The potential role of fatty acid initiation in the biosynthesis of the fungal aromatic polyketide aflatoxin B1

Abstract

Earlier work in this laboratory has shown the intact incorporation of [1-13C]hexanoate into averufin (1), a key intermediate in aflatoxin B1 biosynthesis. Parallel experiments with equimolar amounts of [1-13C]butyrate, [1-13C]-3-oxo-octanoate, and [1-13C]-5-oxo-hexanoate gave no detectable specific incorporation of heavy isotope but low and equivalent background incorporation comparable to [1-13C]acetate. Three of these potential intermediates in polyketide formation were reexamined as their corresponding N-acetylcysteamine (NAC) thioesters.

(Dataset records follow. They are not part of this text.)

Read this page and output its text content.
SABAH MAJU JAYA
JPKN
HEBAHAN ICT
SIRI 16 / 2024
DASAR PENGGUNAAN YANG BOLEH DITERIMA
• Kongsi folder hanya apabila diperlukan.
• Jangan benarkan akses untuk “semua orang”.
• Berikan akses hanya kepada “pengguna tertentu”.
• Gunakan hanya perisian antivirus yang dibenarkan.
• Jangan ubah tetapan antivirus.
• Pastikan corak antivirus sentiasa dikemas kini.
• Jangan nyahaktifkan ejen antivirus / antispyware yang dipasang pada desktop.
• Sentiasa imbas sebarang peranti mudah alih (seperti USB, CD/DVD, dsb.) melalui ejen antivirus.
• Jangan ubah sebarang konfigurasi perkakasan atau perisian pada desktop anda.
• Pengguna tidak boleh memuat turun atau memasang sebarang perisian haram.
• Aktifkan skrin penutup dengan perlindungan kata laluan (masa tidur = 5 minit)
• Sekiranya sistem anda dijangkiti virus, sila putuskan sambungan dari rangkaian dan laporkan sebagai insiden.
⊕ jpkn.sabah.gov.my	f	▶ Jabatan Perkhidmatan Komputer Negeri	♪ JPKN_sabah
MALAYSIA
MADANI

The NAC thioester of [1-13C]hexanoic acid gave a remarkably high 22% intact incorporation while the NAC thioester of [1-13C]-3-oxo-octanoic acid afforded nearly 5% when an equimolar amount was administered to the producing organism Aspergillus parasiticus (ATCC 24551). In contrast, the NAC thioester of [1-13C]butyric acid showed no selective enrichment of averufin. This negative result was tested further in a more sensitive experiment with the NAC thioester of [2,3-13C2]butyric acid. No 1JCC coupling was detectable, indicating an incorporation efficiency of <0.1%. [1-13C,18O2]Hexanoate was prepared and gave a 53% retention of 18O relative to the I3C internal standard in keeping with previous experiments with [1-13C,18O2]acetate. It is concluded from these data that the initial C6 segment of polyketide biosynthesis is unlikely to arise by β-oxidation of a higher fatty acid but more probably is generated by a specialized fatty acid synthase (FAS) that provides this unit either separately to the polyketide synthase (PKS) or as part of a larger FAS/PKS fusion. While these two physical arrangements cannot be distinguished by these experiments, both must accommodate comparatively efficient exchange of the NAC thioesters of both hexanoic and 3-oxo-octanoic acid, but not the NAC thioester of butyric acid.